Every wine-exporting country judges its success by its performance in the British market, more specifically by percentage share and by average retail price per bottle. The tasting is both a proud showcase and a nerve-wracking examination for the New Zealand industry as buyers, wine pundits and oenophiles in general swirl, smell, see, sniff, spit and sometimes swallow their way through 600 wines.

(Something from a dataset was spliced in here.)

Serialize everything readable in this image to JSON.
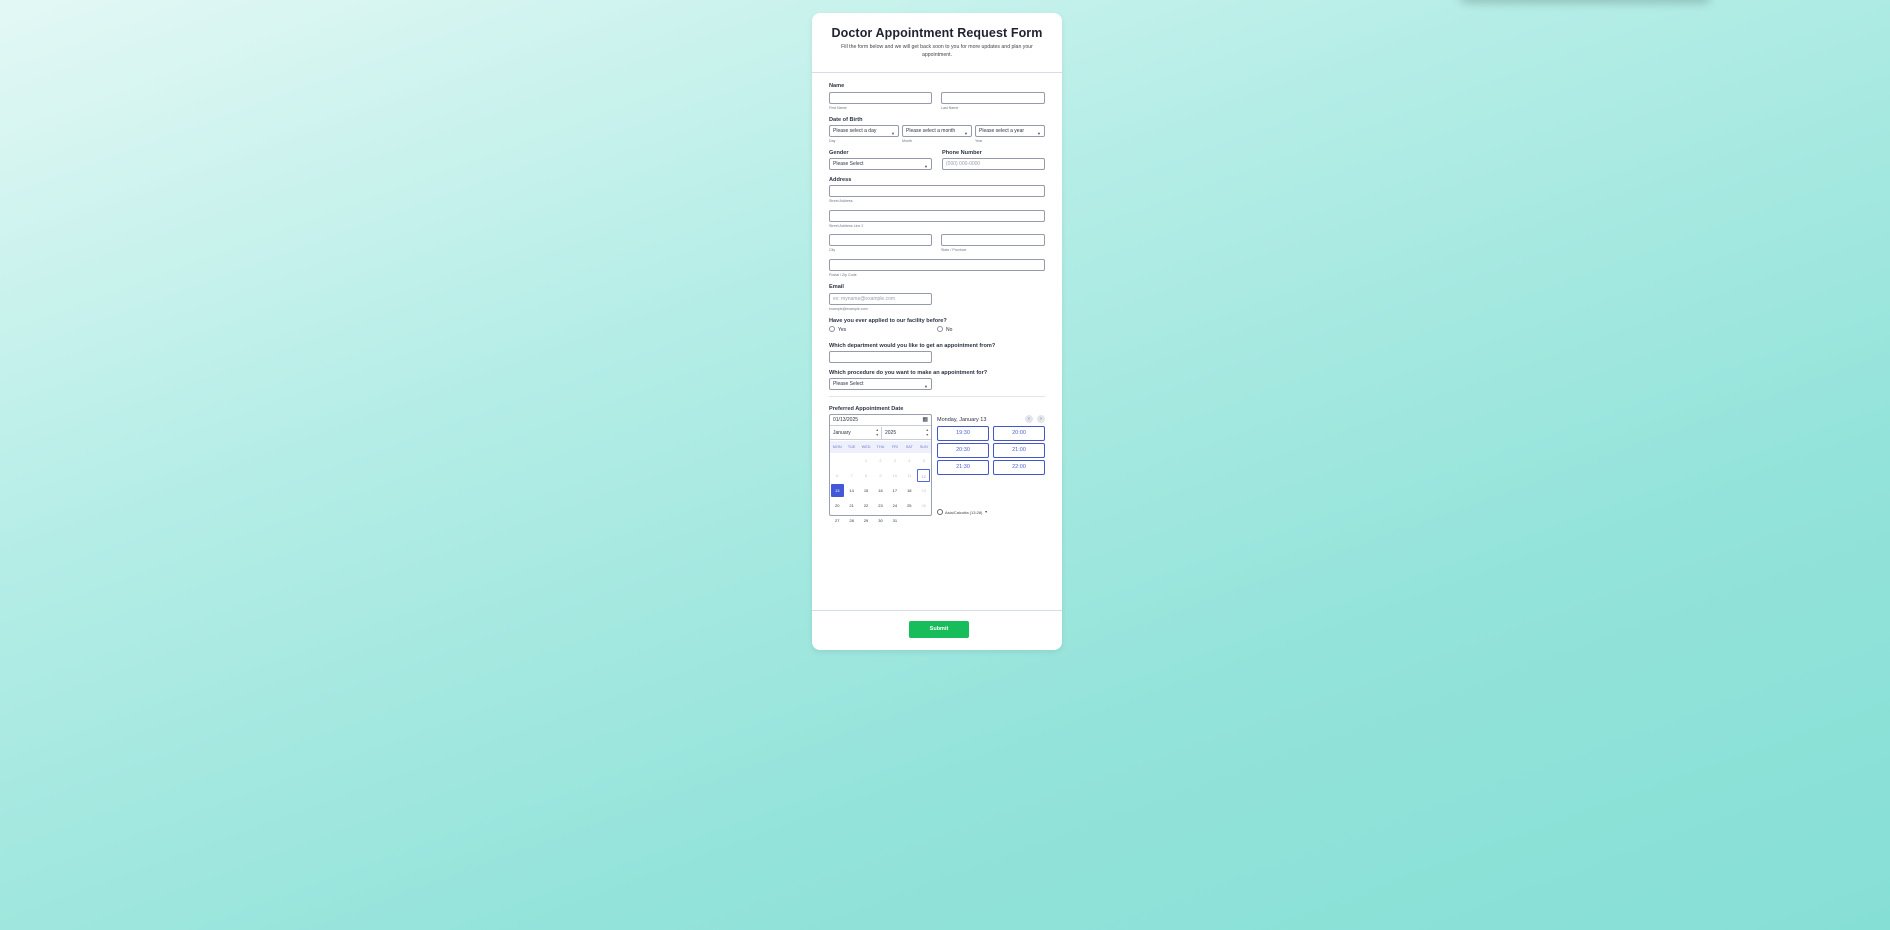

How times have changed. Twenty-six years ago, when the British wine establishment was invited to the inaugural tasting of New Zealand wines, it was held in an upstairs room in New Zealand House. Those journalists and members of the trade who bothered to turn up only did so because they were intrigued to learn we produced something other than lamb, wool, butter, kiwifruit and All Blacks. New Zealand wine!
It was almost a contradiction in terms. In the eighties hardly anybody in Britain who wasn’t a New Zealander drank our beer (and still doesn’t), let alone our wine. “Most people came to laugh”, remembers veteran trade representative Philip Atkinson who organised it all. “I had to work extremely hard to get them there.”
The debut of New Zealand wine on the international stage could hardly be described as a glittering occasion. There were less than fifty wines on the table and they were only there by virtue of a mad dash from the airport in a Ford Cortina with a panicking Atkinson at the wheel. They had been freighted over in an RNZAF Hercules that arrived late. Knees knocking, the few New Zealand wine-growers to brave the pundits and retailers had brought over mainly whites, mostly sauvignon blanc and chardonnay, and some reds, mostly cabernet. Their anxiety was understandable. Apart from a few bottles of Cresta Dore and Bakano, labels of the sixties since mercifully buried, no New Zealand wine had ever been brought to Britain.
As it happened, it all worked out surprisingly well. As Margaret Harvey, the former Mt. Roskill girl who has helped pioneer New Zealand wine in Britain, remembers, the message was generally encouraging but blunt. “If you’re going to sell your wine here at all, it will be your whites”, the producers were told. “Your reds are yeech. Don’t show them here again”. The subsequent reviews for the whites were reasonably encouraging and the wine tastings became an annual, if minor, event on the British industry’s calendar. A stake had been put in the ground.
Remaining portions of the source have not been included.